Water usage can be reduced in many ways, and it’s not very complicated to spot a hostel where the staff behaves with ecologic responsibility. Some of the signs are the low flow shower head, or the sink aerators. Toilets can have low flow devices as well, or even toilet tank fill diverters.

The type of light bulbs a hostel uses is a clear indication of commitment to eco-friendliness… or the lack of it. Image via Fox News.

LED light bulbs are perhaps the easiest eco friendly mark a hostel can have. The carbon footprint is the lowest there is, they last between five and even twenty times longer than the normal ones and really safe. Along with these LED lights (which you’ll find used on the EXIT signs as well), there are usually sensors in the common places that aren’t that frequently crossed. The heating and air conditioning is always turned off when the common spaces aren’t populated, and the drapes are closed during the summer months.

Eco friendly hostels use daylight as much as possible: on the lobby, kitchen, living room, and some places even have skylights installed all over the place to make the rooms brighter. Energy star appliances are regularly used here, and you’ll find that there’s a constant care for combining usefulness with just a sign of caring. For instance, the washing machines, otherwise just devices to get a job done, can speak a lot of the staff’s priorities. A newer model which consumes both less water and energy should always be more appreciated than an old crock trying to do things right just one more time.

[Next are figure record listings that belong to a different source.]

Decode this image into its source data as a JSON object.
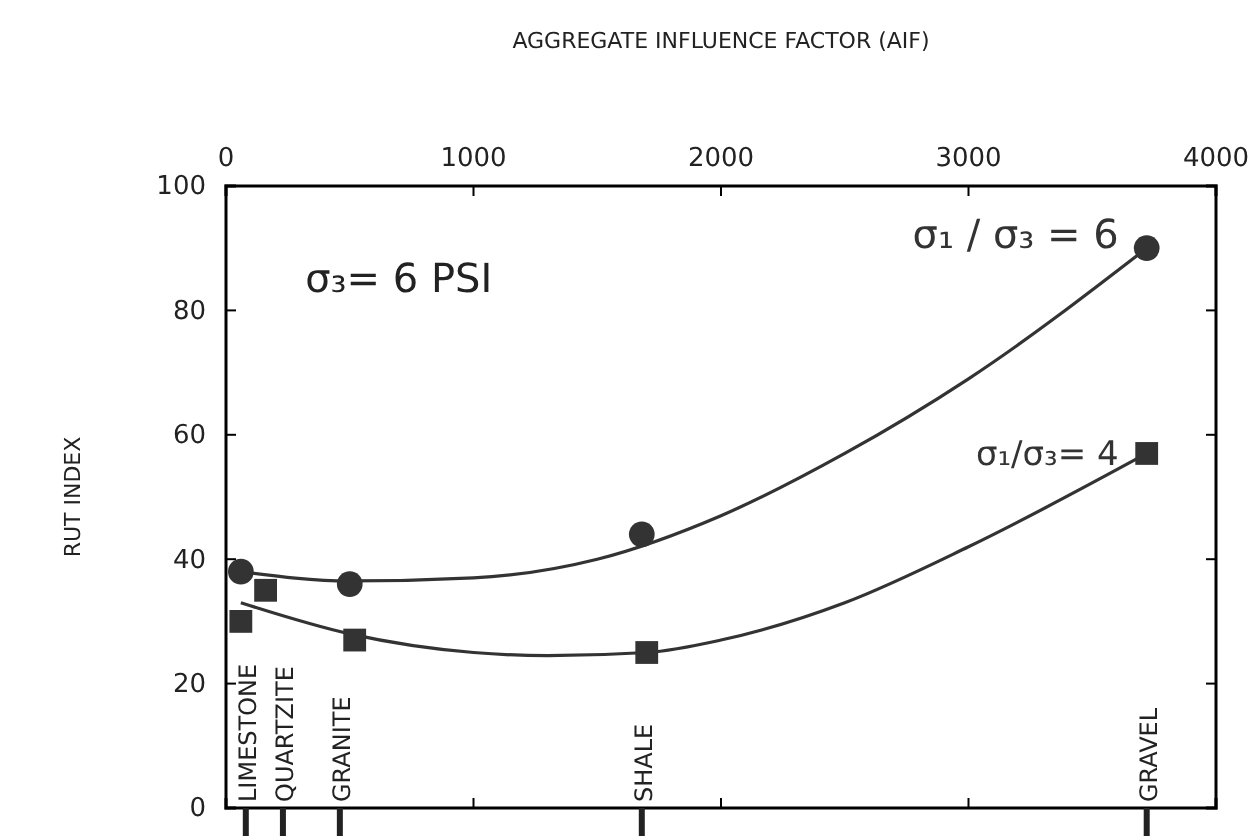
{
  "chart_data": {
    "type": "scatter",
    "xlabel": "AGGREGATE INFLUENCE FACTOR (AIF)",
    "ylabel": "RUT INDEX",
    "xlim": [
      0,
      4000
    ],
    "xticks": [
      0,
      1000,
      2000,
      3000,
      4000
    ],
    "ylim": [
      0,
      100
    ],
    "yticks": [
      0,
      20,
      40,
      60,
      80,
      100
    ],
    "grid": false,
    "legend": false,
    "series": [
      {
        "name": "σ₁ / σ₃ = 6",
        "marker": "circle",
        "color": "#333333",
        "x": [
          60,
          500,
          1680,
          3720
        ],
        "values": [
          38,
          36,
          44,
          90
        ]
      },
      {
        "name": "σ₁/σ₃= 4",
        "marker": "square",
        "color": "#333333",
        "x": [
          60,
          160,
          520,
          1700,
          3720
        ],
        "values": [
          30,
          35,
          27,
          25,
          57
        ]
      },
      {
        "type": "line",
        "color": "#333333",
        "x": [
          60,
          500,
          1000,
          1500,
          2000,
          2500,
          3000,
          3720
        ],
        "values": [
          38,
          36.5,
          37,
          40,
          47,
          57,
          69,
          90
        ]
      },
      {
        "type": "line",
        "color": "#333333",
        "x": [
          60,
          500,
          1000,
          1300,
          1700,
          2000,
          2500,
          3000,
          3720
        ],
        "values": [
          33,
          28,
          25,
          24.5,
          25,
          27,
          33,
          42,
          57
        ]
      }
    ],
    "annotations": [
      "σ₃= 6 PSI"
    ],
    "ref_lines": [
      {
        "axis": "x",
        "value": 80,
        "label": "LIMESTONE"
      },
      {
        "axis": "x",
        "value": 230,
        "label": "QUARTZITE"
      },
      {
        "axis": "x",
        "value": 460,
        "label": "GRANITE"
      },
      {
        "axis": "x",
        "value": 1680,
        "label": "SHALE"
      },
      {
        "axis": "x",
        "value": 3720,
        "label": "GRAVEL"
      }
    ]
  }
}
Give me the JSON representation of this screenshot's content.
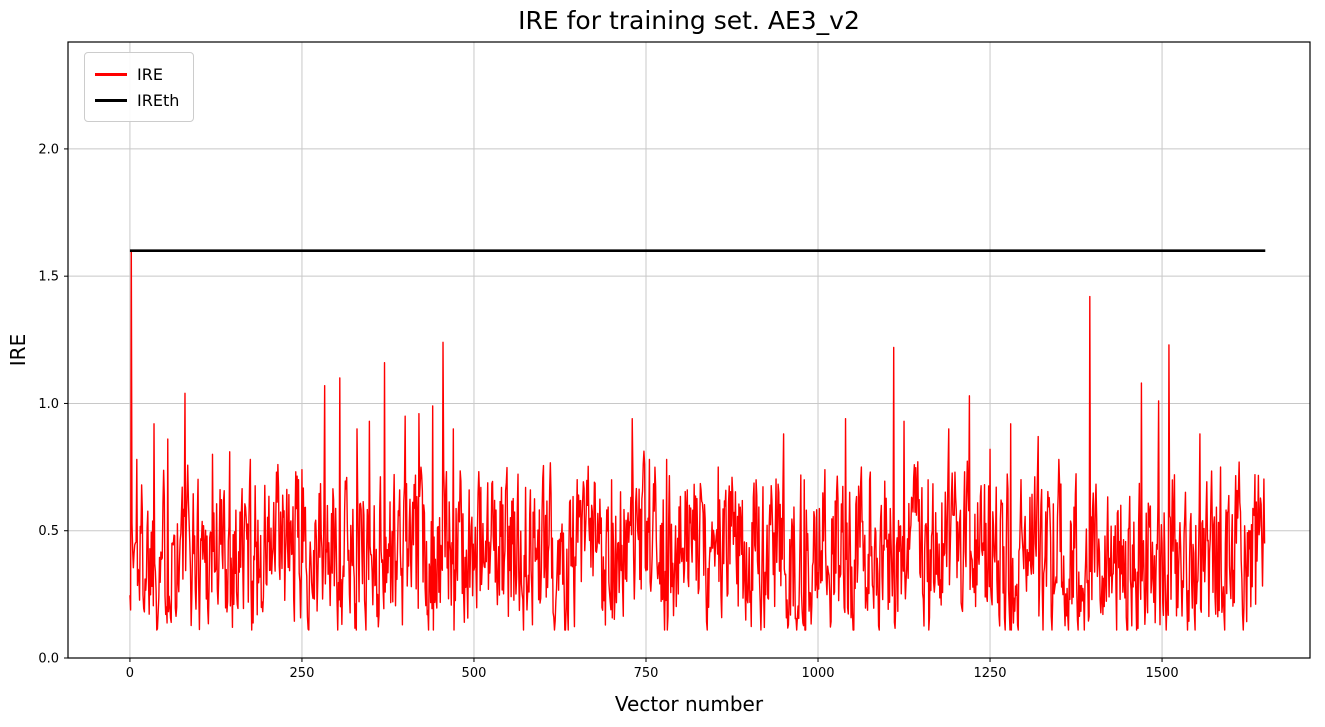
{
  "figure": {
    "title": "IRE for training set. AE3_v2",
    "xlabel": "Vector number",
    "ylabel": "IRE"
  },
  "chart_data": {
    "type": "line",
    "title": "IRE for training set. AE3_v2",
    "xlabel": "Vector number",
    "ylabel": "IRE",
    "xlim": [
      -90,
      1715
    ],
    "ylim": [
      0,
      2.42
    ],
    "xticks": [
      0,
      250,
      500,
      750,
      1000,
      1250,
      1500
    ],
    "yticks": [
      0,
      0.5,
      1,
      1.5,
      2
    ],
    "grid": true,
    "grid_color": "#c8c8c8",
    "background": "#ffffff",
    "legend": {
      "position": "upper-left",
      "entries": [
        {
          "label": "IRE",
          "color": "#ff0000"
        },
        {
          "label": "IREth",
          "color": "#000000"
        }
      ]
    },
    "series": [
      {
        "name": "IRE",
        "kind": "noisy",
        "color": "#ff0000",
        "line_width": 1.4,
        "n_points": 1650,
        "x_start": 0,
        "x_step": 1,
        "baseline_mean": 0.42,
        "baseline_min": 0.11,
        "baseline_max": 0.93,
        "ar_coeff": 0.35,
        "noise_scale": 0.55,
        "noise_seed": 1337,
        "spikes": [
          [
            2,
            1.6
          ],
          [
            10,
            0.78
          ],
          [
            35,
            0.92
          ],
          [
            55,
            0.86
          ],
          [
            80,
            1.04
          ],
          [
            120,
            0.8
          ],
          [
            145,
            0.81
          ],
          [
            175,
            0.78
          ],
          [
            215,
            0.76
          ],
          [
            250,
            0.74
          ],
          [
            283,
            1.07
          ],
          [
            305,
            1.1
          ],
          [
            330,
            0.9
          ],
          [
            348,
            0.93
          ],
          [
            370,
            1.16
          ],
          [
            400,
            0.95
          ],
          [
            420,
            0.96
          ],
          [
            440,
            0.99
          ],
          [
            455,
            1.24
          ],
          [
            470,
            0.9
          ],
          [
            510,
            0.67
          ],
          [
            540,
            0.67
          ],
          [
            575,
            0.67
          ],
          [
            610,
            0.66
          ],
          [
            640,
            0.62
          ],
          [
            665,
            0.6
          ],
          [
            700,
            0.7
          ],
          [
            730,
            0.94
          ],
          [
            755,
            0.78
          ],
          [
            780,
            0.78
          ],
          [
            810,
            0.66
          ],
          [
            830,
            0.66
          ],
          [
            855,
            0.75
          ],
          [
            875,
            0.71
          ],
          [
            910,
            0.7
          ],
          [
            950,
            0.88
          ],
          [
            980,
            0.7
          ],
          [
            1010,
            0.74
          ],
          [
            1040,
            0.94
          ],
          [
            1075,
            0.7
          ],
          [
            1110,
            1.22
          ],
          [
            1125,
            0.93
          ],
          [
            1160,
            0.7
          ],
          [
            1190,
            0.9
          ],
          [
            1220,
            1.03
          ],
          [
            1250,
            0.82
          ],
          [
            1280,
            0.92
          ],
          [
            1320,
            0.87
          ],
          [
            1350,
            0.78
          ],
          [
            1395,
            1.42
          ],
          [
            1440,
            0.6
          ],
          [
            1470,
            1.08
          ],
          [
            1495,
            1.01
          ],
          [
            1510,
            1.23
          ],
          [
            1555,
            0.88
          ],
          [
            1585,
            0.75
          ],
          [
            1610,
            0.55
          ],
          [
            1635,
            0.72
          ],
          [
            1649,
            0.45
          ]
        ]
      },
      {
        "name": "IREth",
        "kind": "constant",
        "color": "#000000",
        "line_width": 2.6,
        "value": 1.6,
        "x_start": 0,
        "x_end": 1650
      }
    ]
  }
}
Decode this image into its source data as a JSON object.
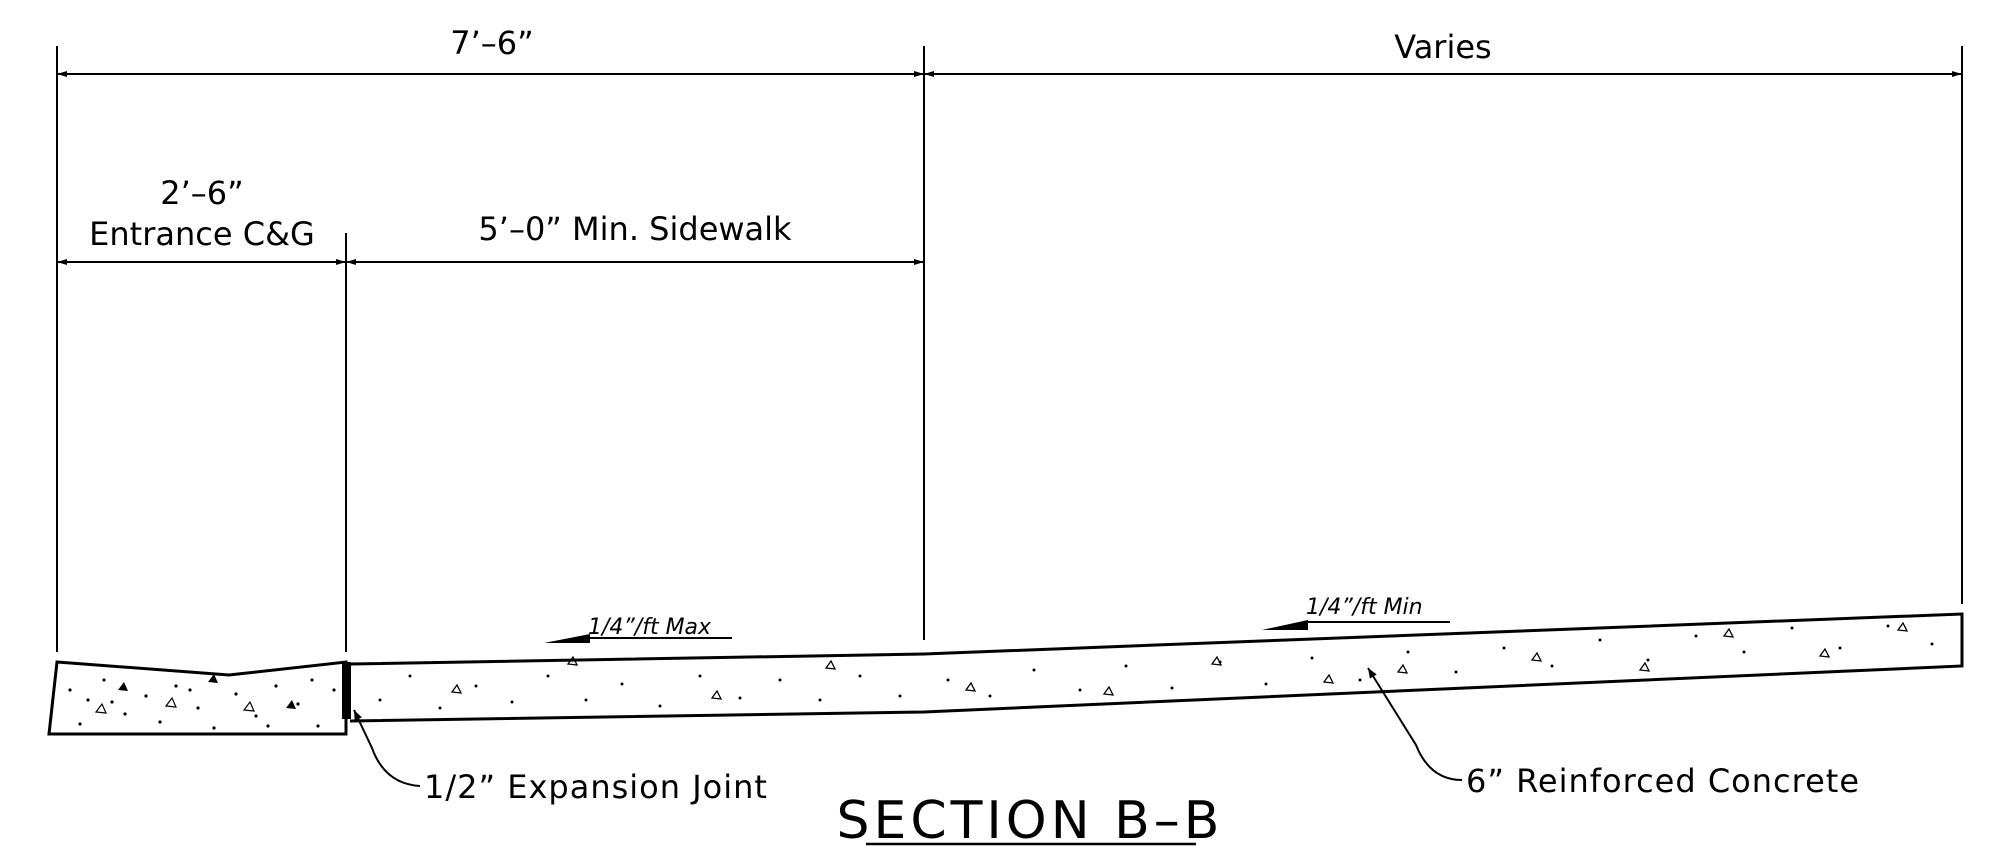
{
  "dimensions": {
    "overall": "7’–6”",
    "varies": "Varies",
    "curb_gutter_size": "2’–6”",
    "curb_gutter_label": "Entrance C&G",
    "sidewalk": "5’–0” Min. Sidewalk"
  },
  "slopes": {
    "sidewalk_slope": "1/4”/ft Max",
    "apron_slope": "1/4”/ft Min"
  },
  "callouts": {
    "expansion_joint": "1/2” Expansion Joint",
    "concrete": "6” Reinforced Concrete"
  },
  "title": "SECTION B–B"
}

Some eco-hostels shut down lights everywhere, only allowing the bed lamps to be opened. I’m not really sure how I feel about this. Sure it saves light and you can label it as eco-friendly, but one can’t stop but wonder if this is actually just a way to save some money.

3. Cutting costs

Buying in bulk. If someone from the staff comes home with a car full of all kinds of products, you should know that they may be saving money actually. Buying in bulk saves extra trips and even money, if there are en-gross products among the things they bought. Organic, fair trade products will always be among the things that someone preoccupied of eco friendly issues would buy. From bedding and guest robes or hair and body care to non-toxic cleaners, sanitizers and paints or pesticides.

4. The outside

Image via Kyoto Hostel.

A good eco-hostel will always provide the opportunity for the travelers to use green transportation, by having bicycles hich can be rented for a small price every day. This way, not only does the hostel stay eco, but the travelers get to be more close to the nature during their stay as well.

Especially during the summer, nothing yells ‘eco preoccupied’ more than garden dining. There are many ways in which hostels can transform their courtyards into certified green restaurants. Instead of buying organic, locally grown food, the staff sometimes prefer to employ one or two other people from spring to autumn to plant an organic garden from which all the food will be made for the travelers. If you’re familiar with plants, drought resistant native plants are usually used in the garden, in order to assure the minimum of materials that need to be consumed for their maintenance.

So, hopefully I’ve made it a bit easier to figure out if a hostel is really green or not. Of course there are exceptions to the rule and there are many elements I could have still added, but I think that these are the main elements. What do you think? Did I miss anything? What are your favorite eco-friendly hostels?